The play lucidly shows us the plight of women and children in the Arab Spring.
The audience’s apathy is undermined throughout the show. At the start of the play Alia Alzougbi, who reminds me of a lonely child, isolated but for the phantoms of her imagination, verbalises her disillusionment with her country’s ruling class through puppetry. She engages the audience with humour, but underlying her jokes there is a desperate young lady vying for our attention and trying to find a voice. The play offers anecdotes of the Arab Spring in Egypt, Tunisia, Libya and Syria, as well as Camberwell in South London. In every scene the women are railing against the denial of their freedom of speech and their incapacity to make change in the Arab world. The words of the characters on stage describe the brutality that the protesters were subjected to, the repugnant designs of dictators, the victimisation of children in war, and how the women in the Arab Spring dealt with these issues.

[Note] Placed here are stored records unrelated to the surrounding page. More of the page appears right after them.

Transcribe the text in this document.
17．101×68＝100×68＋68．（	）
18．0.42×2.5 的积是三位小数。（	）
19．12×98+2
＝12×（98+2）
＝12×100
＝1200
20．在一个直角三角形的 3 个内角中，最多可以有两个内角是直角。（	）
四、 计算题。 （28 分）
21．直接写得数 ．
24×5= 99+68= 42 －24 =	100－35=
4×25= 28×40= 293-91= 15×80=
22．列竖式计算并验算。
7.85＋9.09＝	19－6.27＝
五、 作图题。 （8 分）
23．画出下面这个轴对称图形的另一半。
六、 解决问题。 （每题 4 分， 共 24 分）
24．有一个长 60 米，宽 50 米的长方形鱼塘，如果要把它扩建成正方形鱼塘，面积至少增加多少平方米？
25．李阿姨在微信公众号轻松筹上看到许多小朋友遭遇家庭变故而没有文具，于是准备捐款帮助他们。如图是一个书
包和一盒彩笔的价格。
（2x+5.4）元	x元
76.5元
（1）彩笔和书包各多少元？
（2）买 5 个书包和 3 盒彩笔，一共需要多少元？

The script is infused with powerful imagery and enthralling poetry.
The acting was sometimes unconvincing, but otherwise fulfilled its function, and at points Alia Alzougbi was exceptional. The simplicity of the set worked well, as it didn’t distract the audience, while the size of the theatre allowed for an intimate viewing experience.
The script is infused with powerful imagery and mesmerising poetry, which leaves no question of the playwright’s artistic understanding of the play’s deeply political subject. Feminist issues are intrinsic to the play, but do not distract from the stories themselves. It seems that the author is challenging not only the inequality of power between men and women, but also the inequality between women in the Western and Arab worlds. The play doesn’t aggressively argue a political point, but instead lucidly shows us the plight of women and children in the Arab Spring, and in its penultimate scene conscientiously dissects the difficulties of respectfully communicating this bloody conflict on the stage.